Des questions plein la tête, le plaisir d'inventer à défaut de savoir, curiosité en berne car poser des questions, "cela ne se fait pas."
Je brode en jolis drames, festonne de sourires, suppose la vie des autres.
Je rêve.
Qu'imaginent-ils de toi ? De ta vie, de tes rêves et de tes envies, de tes soucis ou de la détresse qu'ils doivent percevoir dans ta voix ?
Que peuvent-ils bien inventer, ces passants, devant la belle immobile ?
((((crenouille))))
w6p
D'accord et pas d'accord! D'abord parce qu'il me semble que plus on est fragile, plus on est sensible à l'humeur et à l'état général de la personne que l'on a en face de soit. Venir au labo, c'est probablement pour beaucoup de gens être déjà en état de vulnérabilité, et leur comportement n'est que le reflet du mien, et vice versa, réciproquement, etc. Tout cela est tellement imbriqué que c'est inextricable.

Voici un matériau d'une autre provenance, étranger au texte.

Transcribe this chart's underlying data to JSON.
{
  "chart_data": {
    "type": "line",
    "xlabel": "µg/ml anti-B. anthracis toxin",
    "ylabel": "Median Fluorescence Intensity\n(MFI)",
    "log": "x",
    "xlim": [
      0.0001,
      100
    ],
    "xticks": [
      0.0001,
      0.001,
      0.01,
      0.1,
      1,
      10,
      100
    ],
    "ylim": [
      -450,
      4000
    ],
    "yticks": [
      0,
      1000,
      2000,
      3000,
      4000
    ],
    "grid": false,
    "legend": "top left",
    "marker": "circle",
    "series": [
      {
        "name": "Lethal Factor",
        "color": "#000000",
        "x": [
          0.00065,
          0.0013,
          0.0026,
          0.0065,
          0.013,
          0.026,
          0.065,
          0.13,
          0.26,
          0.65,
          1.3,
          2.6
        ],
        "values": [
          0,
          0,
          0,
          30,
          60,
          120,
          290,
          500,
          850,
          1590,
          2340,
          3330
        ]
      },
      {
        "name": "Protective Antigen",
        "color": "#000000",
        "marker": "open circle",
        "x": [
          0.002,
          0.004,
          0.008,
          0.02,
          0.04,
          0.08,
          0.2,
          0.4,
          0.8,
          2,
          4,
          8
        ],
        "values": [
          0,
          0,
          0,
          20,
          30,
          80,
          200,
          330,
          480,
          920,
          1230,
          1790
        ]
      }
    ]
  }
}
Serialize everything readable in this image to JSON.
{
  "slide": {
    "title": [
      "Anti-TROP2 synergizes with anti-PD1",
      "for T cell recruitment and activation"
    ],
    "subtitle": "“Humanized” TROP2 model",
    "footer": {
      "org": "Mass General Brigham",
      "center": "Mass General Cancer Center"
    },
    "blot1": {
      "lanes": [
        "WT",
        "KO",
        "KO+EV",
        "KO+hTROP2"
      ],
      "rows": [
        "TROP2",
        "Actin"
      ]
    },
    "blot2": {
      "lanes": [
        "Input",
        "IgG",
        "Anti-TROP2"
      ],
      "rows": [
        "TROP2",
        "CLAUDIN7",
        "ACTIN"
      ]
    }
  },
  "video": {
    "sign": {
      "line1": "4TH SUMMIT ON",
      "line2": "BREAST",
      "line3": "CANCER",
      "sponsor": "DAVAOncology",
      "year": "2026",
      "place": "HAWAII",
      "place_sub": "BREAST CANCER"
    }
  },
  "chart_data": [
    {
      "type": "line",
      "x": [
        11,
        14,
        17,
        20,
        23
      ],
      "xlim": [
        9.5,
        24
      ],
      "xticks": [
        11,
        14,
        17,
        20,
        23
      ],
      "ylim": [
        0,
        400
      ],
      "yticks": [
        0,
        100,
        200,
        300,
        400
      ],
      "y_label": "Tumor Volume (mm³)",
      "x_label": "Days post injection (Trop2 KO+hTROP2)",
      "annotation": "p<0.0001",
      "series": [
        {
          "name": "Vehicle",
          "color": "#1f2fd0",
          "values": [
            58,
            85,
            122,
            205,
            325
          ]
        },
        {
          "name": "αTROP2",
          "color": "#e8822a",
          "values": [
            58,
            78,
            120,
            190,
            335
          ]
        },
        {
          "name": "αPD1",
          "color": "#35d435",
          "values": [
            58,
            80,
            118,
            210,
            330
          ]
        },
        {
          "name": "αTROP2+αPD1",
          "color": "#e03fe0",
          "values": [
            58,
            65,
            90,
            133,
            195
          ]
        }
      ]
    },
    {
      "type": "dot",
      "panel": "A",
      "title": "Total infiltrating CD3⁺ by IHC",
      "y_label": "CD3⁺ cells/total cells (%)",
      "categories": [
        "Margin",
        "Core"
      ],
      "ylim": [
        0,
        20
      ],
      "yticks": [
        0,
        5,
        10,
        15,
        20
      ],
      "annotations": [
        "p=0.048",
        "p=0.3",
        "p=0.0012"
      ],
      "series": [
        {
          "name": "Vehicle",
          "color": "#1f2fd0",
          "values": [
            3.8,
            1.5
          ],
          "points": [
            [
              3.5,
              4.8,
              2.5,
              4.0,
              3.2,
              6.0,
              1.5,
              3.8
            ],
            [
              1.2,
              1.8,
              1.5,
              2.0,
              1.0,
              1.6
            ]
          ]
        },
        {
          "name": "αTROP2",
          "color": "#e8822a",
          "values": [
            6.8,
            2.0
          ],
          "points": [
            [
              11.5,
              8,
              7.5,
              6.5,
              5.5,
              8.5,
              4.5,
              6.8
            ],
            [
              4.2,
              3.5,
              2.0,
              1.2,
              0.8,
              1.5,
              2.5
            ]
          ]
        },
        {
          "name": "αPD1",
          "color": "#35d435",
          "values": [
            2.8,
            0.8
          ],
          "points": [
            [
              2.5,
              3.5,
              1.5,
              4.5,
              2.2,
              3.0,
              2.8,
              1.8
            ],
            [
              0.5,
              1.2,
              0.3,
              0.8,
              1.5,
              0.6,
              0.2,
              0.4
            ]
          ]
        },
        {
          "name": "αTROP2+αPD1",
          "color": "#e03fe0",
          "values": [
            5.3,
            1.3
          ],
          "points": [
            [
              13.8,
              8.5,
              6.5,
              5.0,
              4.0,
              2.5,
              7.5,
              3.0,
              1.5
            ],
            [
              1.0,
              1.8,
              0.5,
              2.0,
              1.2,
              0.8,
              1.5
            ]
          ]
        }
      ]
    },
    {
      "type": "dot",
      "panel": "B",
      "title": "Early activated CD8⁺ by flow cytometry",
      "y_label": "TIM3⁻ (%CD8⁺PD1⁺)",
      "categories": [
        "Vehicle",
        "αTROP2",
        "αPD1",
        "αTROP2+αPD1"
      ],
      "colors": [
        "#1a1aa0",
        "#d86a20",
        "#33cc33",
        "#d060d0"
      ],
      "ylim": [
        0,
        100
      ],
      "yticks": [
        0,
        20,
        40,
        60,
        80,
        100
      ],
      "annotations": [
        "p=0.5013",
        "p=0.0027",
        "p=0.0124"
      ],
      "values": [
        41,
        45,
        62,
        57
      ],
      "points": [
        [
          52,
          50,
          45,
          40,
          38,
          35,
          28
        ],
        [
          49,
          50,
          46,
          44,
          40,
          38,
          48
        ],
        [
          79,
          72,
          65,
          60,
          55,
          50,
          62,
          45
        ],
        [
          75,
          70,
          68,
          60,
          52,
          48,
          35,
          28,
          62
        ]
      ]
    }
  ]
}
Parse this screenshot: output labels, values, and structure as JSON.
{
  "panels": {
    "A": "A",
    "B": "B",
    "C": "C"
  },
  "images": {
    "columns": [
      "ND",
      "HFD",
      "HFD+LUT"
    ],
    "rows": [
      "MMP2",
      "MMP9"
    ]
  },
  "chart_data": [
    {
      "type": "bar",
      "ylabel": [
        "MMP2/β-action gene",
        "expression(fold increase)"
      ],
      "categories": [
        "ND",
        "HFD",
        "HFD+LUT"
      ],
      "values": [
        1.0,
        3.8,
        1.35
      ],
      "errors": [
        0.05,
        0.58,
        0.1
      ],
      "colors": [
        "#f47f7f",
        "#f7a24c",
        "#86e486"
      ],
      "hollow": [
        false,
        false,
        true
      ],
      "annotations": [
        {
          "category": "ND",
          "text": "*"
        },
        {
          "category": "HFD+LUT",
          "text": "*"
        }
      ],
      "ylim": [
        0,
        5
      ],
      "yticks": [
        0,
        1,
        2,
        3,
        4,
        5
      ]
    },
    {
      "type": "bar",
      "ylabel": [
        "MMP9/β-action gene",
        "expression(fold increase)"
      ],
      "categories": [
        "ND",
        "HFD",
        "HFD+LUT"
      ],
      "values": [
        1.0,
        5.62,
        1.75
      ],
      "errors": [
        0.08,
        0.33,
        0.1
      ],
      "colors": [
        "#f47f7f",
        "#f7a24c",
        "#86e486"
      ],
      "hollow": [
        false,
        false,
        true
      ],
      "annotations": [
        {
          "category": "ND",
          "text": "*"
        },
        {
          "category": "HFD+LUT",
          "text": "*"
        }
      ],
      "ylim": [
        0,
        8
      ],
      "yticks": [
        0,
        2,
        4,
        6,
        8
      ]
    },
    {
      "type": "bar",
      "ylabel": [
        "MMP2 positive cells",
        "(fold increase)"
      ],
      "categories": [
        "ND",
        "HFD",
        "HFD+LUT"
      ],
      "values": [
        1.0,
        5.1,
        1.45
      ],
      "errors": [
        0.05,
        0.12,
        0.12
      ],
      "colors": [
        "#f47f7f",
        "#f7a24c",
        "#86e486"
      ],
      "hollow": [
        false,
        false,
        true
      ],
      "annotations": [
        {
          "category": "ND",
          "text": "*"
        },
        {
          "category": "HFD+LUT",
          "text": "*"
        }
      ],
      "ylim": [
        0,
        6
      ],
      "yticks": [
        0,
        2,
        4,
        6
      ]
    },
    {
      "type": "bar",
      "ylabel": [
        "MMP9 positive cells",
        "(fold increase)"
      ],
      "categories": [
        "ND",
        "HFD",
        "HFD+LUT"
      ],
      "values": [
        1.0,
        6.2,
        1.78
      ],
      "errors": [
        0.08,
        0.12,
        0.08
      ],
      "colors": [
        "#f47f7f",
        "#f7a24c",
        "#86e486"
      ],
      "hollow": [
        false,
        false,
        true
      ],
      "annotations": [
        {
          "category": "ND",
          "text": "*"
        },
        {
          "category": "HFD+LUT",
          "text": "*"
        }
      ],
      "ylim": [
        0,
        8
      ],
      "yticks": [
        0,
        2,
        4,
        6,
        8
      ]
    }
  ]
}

Mais d'accord aussi parce que j'ai souvent observé que certaines personnes profitent de l'inexpérience ou du désarroi de la secrétaire qui les sert pour décharger leur agressivité et s'offrir un sentiment de "puissance" à moindre frais. Bête, méchant, gratuit, et parfois très douloureux pour le vis-à-vis.
Et merci pour le câlin. Je suis une vieille et poor lonesome secrétaire au cuir tanné et à la peau dure maintenant. Il est bien rare que ce genre de méchanceté m'atteigne, et je fais la part des choses.
Silence.
Un long silence, sans signe de vie...
Que fait-elle ? Quel évènement étouffe son blog, le réduit à une page vide ?
Heureux ? Vacances familiales, plaisir du dépaysement, expédition aveyronnaise...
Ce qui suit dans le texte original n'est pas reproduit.